A falta de memória é a falta de vergonha de Constâncio

Um homem que não se lembra de ter assumido tão solenes e graves decisões não pode suscitar-nos compreensão e complacência, antes a penalização e o desprezo.

A memória, ou a falta dela, tornou-se um dos ingredientes fatais para impedir o país de ajustar as contas com uma faceta tenebrosa do seu passado recente. Vítor Constâncio, ex-governador do Banco de Portugal foi mais um dos que, instados a explicar as causas dos abusos da banca, invocaram o esquecimento para se eximir das suas responsabilidades.

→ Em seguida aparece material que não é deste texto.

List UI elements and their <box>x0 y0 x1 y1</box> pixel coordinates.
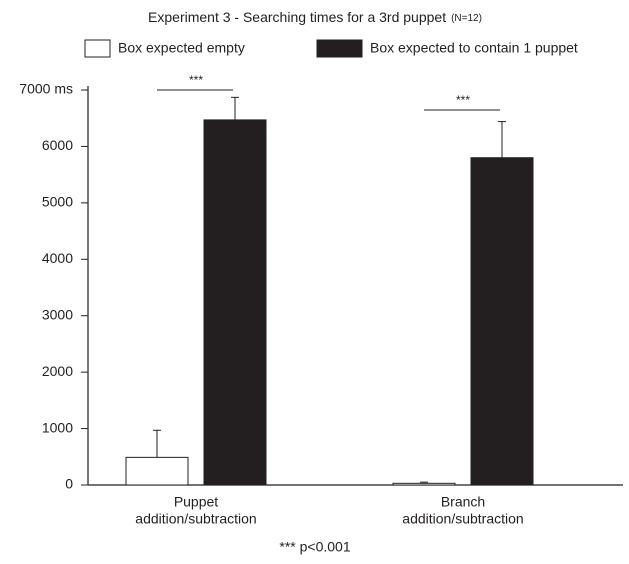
significance-label: *** <box>189 73 203 87</box>
bar <box>470 157 534 486</box>
y-tick-label: 7000 ms <box>19 81 73 97</box>
x-tick-label: Branch <box>441 494 485 510</box>
x-tick-label: addition/subtraction <box>135 511 256 527</box>
legend-swatch <box>316 39 363 58</box>
bar <box>125 456 189 486</box>
y-tick-label: 1000 <box>42 419 73 435</box>
y-tick-label: 0 <box>65 476 73 492</box>
legend-label: Box expected empty <box>118 40 245 56</box>
y-tick-label: 2000 <box>42 363 73 379</box>
y-tick-label: 6000 <box>42 137 73 153</box>
bar <box>392 482 456 486</box>
footnote: *** p<0.001 <box>279 539 350 555</box>
title-main: Experiment 3 - Searching times for a 3rd… <box>148 9 446 25</box>
y-tick-label: 3000 <box>42 306 73 322</box>
bar <box>203 119 267 486</box>
x-tick-label: Puppet <box>174 494 218 510</box>
x-tick-label: addition/subtraction <box>402 511 523 527</box>
title-note: (N=12) <box>451 13 482 24</box>
y-tick-label: 5000 <box>42 194 73 210</box>
significance-label: *** <box>456 93 470 107</box>
chart-title: Experiment 3 - Searching times for a 3rd… <box>148 9 482 25</box>
y-tick-label: 4000 <box>42 250 73 266</box>
legend-swatch <box>84 39 111 58</box>
legend-label: Box expected to contain 1 puppet <box>370 40 578 56</box>
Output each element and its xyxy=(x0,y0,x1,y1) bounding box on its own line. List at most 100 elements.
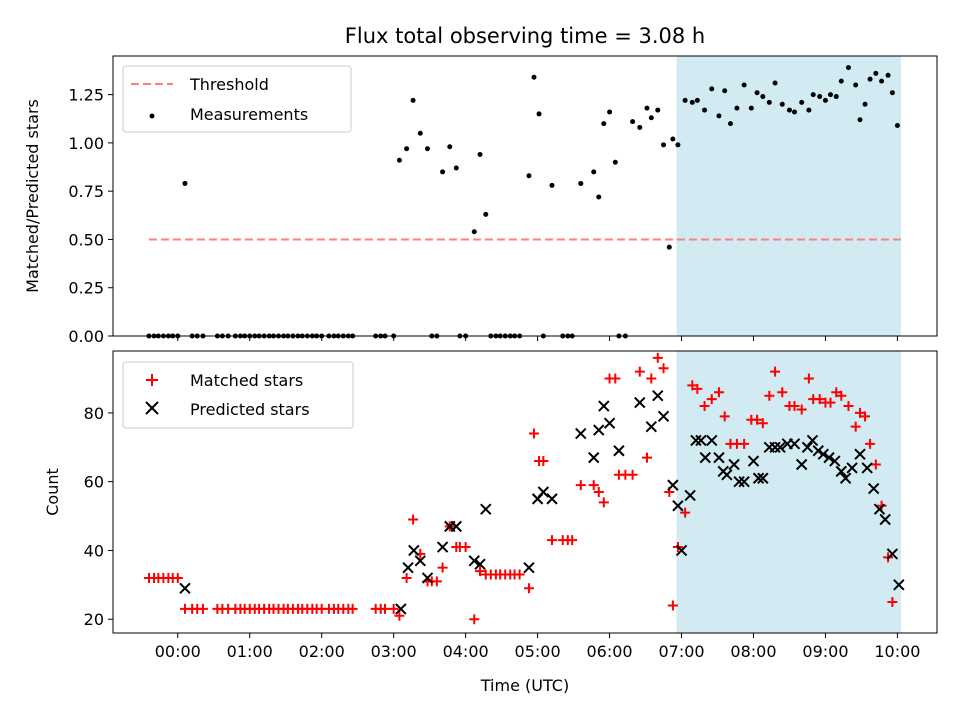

Está na hora de dizer basta a este tipo de atitude. Chegou o momento de dizer que a falta de lembrança não pode ser considerada como uma desculpa ou uma atenuante. Tem de passar a ser encarada como uma tentativa consciente de escapar a culpas próprias num desastre que penaliza e envergonha o país. Um homem que não se lembra de ter assumido tão solenes e graves decisões não pode suscitar-nos compreensão e complacência, antes a penalização e o desprezo.

A revelação pelo PÚBLICO de correspondência entre o conselho de administração do Banco de Portugal e Berardo que prova a discussão de um pedido do empresário para obter um empréstimo de 350 milhões de euros da CGD confronta-nos com uma de duas possibilidades: ou Vítor Constâncio mentiu deliberada e conscientemente na comissão de inquérito ao dizer que não sabia de nada, ou tornou pública a sua irresponsabilidade e inaptidão para o cargo relevante que exerceu.

Se o responsável máximo pela regulação do sector financeiro consegue esquecer uma reunião cujo único ponto da agenda era um empréstimo de tal magnitude, feito por um banco público sem garantias reais, é porque é incompetente. Mesmo que nessa época o país tenha vivido momentos de esplendorosa irresponsabilidade e tenha sido sujeito a uma operação criminosa que visava o controlo do poder financeiro, 350 milhões sem garantias reais são 350 milhões sem garantias reais.

É por isso que Vítor Constâncio não pode passar por este processo livrando-se das suas decisões com a desculpa da falta de memória. Ter esquecido tão grande e grave momento faz dele candidato ao cargo do mais incompetente servidor público das últimas gerações. E se não o foi, se guardou a decisão na memória e a omitiu com uma mentira, torna-se um dos principais cúmplices da trapaça financeira que tanto nos custa a pagar.

Enquanto jornal empenhado na defesa do interesse público, o que sabemos permite-nos desde já estabelecer a sua responsabilidade e a sua culpa profissional e ética. Mas não basta: exigimos também que a Justiça se envolva para que, como cidadãos, nos seja possível viver de cabeça levantada por termos sido capazes de ajustar as contas com esse passado trágico e vergonhoso.